TSegments aligns and displays the segments of similarity found by TWordSearch.


EQuickSearch rapidly identifies places where query sequence(s) occur in a nucleotide sequence database. The output is a file of overlaps that can be displayed with QuickMatch or EQuickShow. You can make up your own sequence database or use GenEMBL, which consists of GenBank and those sequences in EMBL that are not represented in GenBank (or the other way around at some sites).

QuickMatch (+)

QuickMatch displays the overlaps found by EQuickSearch with either optimal alignments or dot-plots. The alignments can be selected by quality to discard poor matches. The dot-plots can be reviewed rapidly with a graphic screen.


EQuickIndex builds hash tables from sequence(s) in data libraries, and stores them as map sections. These tables make up the database that is searched by EQuickSearch.


StsSearch looks for primer pairs in a set of sequences.

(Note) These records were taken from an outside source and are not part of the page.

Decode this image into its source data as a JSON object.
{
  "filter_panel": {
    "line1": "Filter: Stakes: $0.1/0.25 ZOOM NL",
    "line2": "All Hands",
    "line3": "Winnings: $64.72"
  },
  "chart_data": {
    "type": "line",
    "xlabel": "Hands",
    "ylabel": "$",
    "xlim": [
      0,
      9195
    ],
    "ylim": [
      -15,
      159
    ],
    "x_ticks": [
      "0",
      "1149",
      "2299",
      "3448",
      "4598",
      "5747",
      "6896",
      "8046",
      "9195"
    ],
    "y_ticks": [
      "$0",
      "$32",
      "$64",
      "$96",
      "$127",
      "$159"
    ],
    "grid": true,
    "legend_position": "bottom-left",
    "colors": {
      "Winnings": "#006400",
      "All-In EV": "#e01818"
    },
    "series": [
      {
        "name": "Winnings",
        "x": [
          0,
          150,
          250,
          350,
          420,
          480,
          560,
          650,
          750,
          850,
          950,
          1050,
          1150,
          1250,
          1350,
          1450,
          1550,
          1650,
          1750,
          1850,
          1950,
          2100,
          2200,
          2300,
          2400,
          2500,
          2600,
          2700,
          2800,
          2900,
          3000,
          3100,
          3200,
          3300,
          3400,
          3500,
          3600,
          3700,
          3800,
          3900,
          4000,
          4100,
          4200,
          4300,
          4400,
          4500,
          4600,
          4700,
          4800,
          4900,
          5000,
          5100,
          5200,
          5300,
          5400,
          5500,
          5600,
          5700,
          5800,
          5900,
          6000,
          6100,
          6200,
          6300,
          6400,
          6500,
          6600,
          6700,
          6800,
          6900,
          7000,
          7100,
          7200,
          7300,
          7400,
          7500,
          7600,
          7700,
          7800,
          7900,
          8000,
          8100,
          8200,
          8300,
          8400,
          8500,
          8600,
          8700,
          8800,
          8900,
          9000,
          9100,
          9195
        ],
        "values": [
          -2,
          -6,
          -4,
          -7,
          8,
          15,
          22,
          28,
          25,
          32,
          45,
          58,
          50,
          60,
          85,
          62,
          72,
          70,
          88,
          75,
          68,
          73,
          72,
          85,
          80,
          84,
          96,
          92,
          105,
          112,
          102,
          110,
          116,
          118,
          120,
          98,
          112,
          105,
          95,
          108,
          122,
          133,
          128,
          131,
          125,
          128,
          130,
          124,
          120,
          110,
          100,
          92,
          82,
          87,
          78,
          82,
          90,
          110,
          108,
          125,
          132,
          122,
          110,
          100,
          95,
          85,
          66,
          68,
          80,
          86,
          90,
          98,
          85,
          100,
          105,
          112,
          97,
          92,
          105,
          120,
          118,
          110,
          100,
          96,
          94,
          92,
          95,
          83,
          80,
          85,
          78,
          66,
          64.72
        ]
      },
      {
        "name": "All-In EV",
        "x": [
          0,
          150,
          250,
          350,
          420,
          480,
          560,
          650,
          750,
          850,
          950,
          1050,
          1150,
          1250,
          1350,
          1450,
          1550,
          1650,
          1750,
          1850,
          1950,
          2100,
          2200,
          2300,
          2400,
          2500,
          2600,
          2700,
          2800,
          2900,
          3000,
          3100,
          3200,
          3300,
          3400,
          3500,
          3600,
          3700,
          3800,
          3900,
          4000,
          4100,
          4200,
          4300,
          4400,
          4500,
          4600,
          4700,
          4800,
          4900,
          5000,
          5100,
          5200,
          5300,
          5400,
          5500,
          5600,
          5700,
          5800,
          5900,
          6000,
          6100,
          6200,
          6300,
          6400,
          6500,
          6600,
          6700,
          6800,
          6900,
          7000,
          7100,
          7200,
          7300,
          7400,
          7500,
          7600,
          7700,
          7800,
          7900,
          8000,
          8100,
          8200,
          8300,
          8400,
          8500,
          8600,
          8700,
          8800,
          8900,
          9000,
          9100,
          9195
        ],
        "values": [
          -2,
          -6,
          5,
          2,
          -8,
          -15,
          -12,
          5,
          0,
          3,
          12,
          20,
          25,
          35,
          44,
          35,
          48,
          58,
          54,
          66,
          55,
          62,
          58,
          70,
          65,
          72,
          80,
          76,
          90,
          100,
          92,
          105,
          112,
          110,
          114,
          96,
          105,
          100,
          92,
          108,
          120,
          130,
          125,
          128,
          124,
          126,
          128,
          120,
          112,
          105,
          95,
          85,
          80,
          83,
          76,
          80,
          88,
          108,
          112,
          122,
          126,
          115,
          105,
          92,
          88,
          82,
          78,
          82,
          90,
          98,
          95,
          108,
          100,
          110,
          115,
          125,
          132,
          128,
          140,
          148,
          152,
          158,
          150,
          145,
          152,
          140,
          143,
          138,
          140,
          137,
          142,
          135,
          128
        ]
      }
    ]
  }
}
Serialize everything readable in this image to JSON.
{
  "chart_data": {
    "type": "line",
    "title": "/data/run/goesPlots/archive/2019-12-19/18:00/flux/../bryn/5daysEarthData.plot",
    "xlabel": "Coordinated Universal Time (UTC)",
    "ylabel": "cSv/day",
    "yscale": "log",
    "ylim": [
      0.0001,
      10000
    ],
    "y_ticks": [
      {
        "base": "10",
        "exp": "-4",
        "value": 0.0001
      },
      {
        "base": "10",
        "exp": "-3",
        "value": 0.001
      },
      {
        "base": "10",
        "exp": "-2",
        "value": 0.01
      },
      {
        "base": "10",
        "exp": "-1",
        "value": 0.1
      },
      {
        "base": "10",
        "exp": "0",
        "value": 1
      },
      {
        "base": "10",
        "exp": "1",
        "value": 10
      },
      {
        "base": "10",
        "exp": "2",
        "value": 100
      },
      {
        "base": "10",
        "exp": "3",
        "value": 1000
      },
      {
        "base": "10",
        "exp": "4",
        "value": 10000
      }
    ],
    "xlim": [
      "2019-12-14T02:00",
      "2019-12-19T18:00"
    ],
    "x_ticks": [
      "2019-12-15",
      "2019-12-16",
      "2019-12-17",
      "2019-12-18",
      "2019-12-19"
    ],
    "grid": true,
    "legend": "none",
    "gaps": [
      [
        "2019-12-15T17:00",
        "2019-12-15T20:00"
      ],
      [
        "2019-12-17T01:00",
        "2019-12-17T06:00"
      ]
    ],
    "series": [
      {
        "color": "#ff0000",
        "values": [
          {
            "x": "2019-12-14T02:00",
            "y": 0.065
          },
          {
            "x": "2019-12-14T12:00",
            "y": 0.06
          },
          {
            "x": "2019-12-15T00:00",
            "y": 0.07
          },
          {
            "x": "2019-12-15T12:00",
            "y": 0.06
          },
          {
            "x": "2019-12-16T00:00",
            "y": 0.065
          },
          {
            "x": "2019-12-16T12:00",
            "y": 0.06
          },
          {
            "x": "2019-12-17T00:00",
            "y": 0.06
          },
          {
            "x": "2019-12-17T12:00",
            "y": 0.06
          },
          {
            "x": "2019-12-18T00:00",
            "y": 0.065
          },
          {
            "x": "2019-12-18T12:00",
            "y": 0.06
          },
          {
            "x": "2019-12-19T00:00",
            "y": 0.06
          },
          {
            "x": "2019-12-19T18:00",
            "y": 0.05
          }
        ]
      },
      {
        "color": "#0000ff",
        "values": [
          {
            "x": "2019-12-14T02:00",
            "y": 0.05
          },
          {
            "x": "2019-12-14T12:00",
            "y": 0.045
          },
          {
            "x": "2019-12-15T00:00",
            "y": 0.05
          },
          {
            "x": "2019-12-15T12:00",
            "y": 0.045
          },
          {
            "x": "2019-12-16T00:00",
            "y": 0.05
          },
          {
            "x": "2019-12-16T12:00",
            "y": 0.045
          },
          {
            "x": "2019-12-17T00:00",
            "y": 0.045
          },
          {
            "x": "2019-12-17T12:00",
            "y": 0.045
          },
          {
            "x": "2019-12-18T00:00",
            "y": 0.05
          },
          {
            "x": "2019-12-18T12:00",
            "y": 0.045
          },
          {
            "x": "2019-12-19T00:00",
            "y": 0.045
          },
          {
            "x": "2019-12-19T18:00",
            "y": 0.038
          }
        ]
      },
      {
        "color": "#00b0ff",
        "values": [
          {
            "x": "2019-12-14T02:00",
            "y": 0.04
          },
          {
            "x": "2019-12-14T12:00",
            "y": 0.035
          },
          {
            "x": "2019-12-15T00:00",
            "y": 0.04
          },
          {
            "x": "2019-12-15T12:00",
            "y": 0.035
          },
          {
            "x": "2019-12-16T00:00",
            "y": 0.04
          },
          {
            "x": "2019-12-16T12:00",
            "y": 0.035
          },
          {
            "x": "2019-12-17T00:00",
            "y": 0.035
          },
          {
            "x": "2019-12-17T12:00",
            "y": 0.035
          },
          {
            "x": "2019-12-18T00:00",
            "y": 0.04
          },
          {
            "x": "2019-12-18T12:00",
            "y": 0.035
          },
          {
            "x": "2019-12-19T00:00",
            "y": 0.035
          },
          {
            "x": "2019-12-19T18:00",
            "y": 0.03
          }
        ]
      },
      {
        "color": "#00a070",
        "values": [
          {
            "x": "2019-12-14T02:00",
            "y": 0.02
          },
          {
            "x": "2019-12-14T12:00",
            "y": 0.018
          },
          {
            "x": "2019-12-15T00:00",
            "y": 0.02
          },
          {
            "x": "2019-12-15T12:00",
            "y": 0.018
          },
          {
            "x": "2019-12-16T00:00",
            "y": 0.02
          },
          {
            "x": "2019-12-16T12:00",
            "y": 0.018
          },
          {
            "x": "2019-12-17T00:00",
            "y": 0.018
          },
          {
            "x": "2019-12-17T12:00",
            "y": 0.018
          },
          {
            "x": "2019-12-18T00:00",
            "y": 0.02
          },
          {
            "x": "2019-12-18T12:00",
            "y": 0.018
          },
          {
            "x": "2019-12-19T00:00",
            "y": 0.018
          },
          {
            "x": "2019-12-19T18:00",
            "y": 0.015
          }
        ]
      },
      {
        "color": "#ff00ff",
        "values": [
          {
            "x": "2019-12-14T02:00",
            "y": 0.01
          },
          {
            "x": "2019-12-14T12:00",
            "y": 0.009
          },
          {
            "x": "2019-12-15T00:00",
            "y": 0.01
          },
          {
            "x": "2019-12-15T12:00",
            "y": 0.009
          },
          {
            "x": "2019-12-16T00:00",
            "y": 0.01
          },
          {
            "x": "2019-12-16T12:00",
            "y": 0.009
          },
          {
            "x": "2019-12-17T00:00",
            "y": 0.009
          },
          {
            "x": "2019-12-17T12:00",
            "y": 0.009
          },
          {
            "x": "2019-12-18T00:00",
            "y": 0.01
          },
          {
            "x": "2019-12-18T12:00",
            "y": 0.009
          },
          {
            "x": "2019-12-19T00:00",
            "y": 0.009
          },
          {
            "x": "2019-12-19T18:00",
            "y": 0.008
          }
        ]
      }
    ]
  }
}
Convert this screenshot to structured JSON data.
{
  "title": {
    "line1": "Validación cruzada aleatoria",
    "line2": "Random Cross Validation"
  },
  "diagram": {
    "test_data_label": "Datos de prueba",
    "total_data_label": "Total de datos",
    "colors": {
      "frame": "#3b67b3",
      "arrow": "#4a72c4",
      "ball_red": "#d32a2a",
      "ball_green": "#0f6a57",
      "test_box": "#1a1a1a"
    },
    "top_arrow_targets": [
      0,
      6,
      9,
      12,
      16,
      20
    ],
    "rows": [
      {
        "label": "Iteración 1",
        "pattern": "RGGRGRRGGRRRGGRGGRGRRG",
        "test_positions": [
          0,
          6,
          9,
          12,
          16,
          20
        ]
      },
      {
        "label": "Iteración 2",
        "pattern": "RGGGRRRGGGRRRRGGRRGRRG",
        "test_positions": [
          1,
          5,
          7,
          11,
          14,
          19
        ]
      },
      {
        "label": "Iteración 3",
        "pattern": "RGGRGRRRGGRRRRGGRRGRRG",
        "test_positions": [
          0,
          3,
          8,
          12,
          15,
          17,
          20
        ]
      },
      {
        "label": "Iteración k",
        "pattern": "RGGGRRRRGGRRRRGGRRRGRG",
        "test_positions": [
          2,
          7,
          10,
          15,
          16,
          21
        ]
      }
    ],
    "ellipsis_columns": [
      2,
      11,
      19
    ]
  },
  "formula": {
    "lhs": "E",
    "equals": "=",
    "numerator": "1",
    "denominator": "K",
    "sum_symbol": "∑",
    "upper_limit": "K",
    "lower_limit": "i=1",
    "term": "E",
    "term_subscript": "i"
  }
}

RFindPatterns identifies sequences that contain short patterns like GAATTC or YRYRYRYR. You can define the patterns ambiguously and allow mismatches. You can provide the patterns in a file or simply type them in from the terminal. The output is a series of files called r1.rfind, r2.rfind, and so on, each containing a single extracted sequence. These can be fed through Pileup or manipulated in other ways.

PatternPlot (+)

PatternPlot produces a graphical representation of the results of GCG's FindPatterns program.